One hassle after another results from not adhering to Internal Revenue Code and ERISA regulations. You must ensure that your plan document meets these requirements in order to avoid common mistakes, but you must also ensure that you are adhering to the provisions of your plan document. These are some typical mistakes and useful advice on how to avoid them.
Ensure that the necessary paperwork is included with your plan. Although it may appear easy, this is one of the most frequent mistakes. The Internal Revenue Code and ERISA regulations must be met by your plan paperwork. For instance, as required by law, you must sign and date the plan document, sign and date any revisions, adopt amendments in the manner specified by your plan, and provide participants and beneficiaries with your Summary Plan Description (SPD).
Errors concerning who is eligible to participate and when they do so are also frequent. Refer to your plan document frequently to ensure that qualified participants are enrolled on time. It outlines eligibility. Certain employees are also frequently left out of plan documentation, either because they are ineligible or because they are covered by another plan. For example, retirement plans frequently do not include seasonal or temporary workers, and union employees occasionally have different plans that are tailored to the conditions of their collective bargaining agreement. It is necessary that you apply these exclusions appropriately and consistently.
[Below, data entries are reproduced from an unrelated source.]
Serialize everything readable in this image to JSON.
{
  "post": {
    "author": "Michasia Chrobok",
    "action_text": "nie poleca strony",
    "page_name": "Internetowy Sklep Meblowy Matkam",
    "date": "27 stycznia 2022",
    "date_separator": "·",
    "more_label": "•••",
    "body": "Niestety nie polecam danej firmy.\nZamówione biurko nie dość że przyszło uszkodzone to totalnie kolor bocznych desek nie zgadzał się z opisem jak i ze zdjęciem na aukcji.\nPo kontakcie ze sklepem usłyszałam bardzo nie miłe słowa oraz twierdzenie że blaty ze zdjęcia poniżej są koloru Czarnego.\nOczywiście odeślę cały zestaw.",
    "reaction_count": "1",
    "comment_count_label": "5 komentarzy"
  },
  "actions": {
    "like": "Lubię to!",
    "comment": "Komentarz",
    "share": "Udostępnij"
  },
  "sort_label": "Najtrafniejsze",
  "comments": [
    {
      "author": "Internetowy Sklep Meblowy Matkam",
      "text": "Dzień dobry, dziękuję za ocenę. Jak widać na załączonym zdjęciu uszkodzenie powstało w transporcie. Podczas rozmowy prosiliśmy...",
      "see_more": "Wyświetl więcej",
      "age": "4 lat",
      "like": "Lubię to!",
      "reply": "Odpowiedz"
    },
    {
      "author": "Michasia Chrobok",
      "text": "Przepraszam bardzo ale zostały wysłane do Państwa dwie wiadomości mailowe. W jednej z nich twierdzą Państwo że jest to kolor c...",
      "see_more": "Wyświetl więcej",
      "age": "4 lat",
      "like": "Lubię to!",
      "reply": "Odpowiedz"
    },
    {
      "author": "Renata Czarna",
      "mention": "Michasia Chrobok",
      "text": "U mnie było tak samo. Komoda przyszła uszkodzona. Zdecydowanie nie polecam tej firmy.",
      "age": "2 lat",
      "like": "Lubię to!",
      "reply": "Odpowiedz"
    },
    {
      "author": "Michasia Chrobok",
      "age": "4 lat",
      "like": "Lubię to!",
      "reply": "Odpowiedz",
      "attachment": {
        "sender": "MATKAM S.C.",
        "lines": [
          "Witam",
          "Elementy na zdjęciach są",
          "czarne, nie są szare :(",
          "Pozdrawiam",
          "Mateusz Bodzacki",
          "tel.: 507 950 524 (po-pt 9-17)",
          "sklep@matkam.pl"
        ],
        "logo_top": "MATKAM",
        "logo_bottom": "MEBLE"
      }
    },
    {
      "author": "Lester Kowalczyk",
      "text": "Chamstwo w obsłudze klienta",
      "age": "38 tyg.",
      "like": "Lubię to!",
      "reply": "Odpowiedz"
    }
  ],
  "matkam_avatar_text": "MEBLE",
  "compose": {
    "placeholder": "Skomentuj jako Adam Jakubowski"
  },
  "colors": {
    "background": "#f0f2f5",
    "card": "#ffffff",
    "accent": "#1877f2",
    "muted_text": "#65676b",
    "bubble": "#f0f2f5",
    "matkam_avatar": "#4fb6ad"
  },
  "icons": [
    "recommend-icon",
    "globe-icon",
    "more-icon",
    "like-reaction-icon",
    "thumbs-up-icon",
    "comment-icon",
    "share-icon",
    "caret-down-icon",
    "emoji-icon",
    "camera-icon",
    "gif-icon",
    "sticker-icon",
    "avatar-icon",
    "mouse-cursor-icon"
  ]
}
Typically, plan documents specify the dates by which contributions must be made. Depending on the type of contribution, these dates may change (e.g., employer contributions may have a later deadline, while employee elective deferrals must be deposited as soon as reasonably possible). After the deadline, contributions are considered received late. payments that are made after the deadline or that are not made regularly in a timely manner may need to be corrected, which may involve self-correction, government filings, and further payments to make up for missed wages. Establish procedures to assist guarantee payments are consistently made by that date, and discuss with your payroll provider how early you may realistically make contributions in order to avoid mistakes.
While it’s not necessary for 401(k) programs to provide loans, participants may be able to accept loans. If so, written borrowing processes must be followed. Particularly with regard to repayment periods, the maximum number of loans, and the terms and method for taking out loans, the plan administrator (or the loan administrator, if distinct) should always adhere to the documented procedures. Errors pertaining to loan payments or noncompliance with lending protocols frequently need to be fixed.
It is impossible to overestimate the value of documentation. Retirement plan fiduciaries bear particular obligations towards plan members and beneficiaries; yet, such fiduciary responsibilities also carry high potential liabilities! Completing these duties is but a portion of the commitment. It matters how fiduciaries fulfill their obligations, as does the documentation of such compliance. Clear explanations of the decision-making process are given through documentation, which also helps to deter speculative thinking by people outside the process. Additionally, it lessens the chance that a fiduciary will fulfill their obligations under fiduciary law at the time of a claim but be unable to substantiate it thereafter.
These are but a few of the typical mistakes we observe in retirement plans. Often, it is easy to avoid these mistakes, and taking preventative action is less difficult than taking corrective action.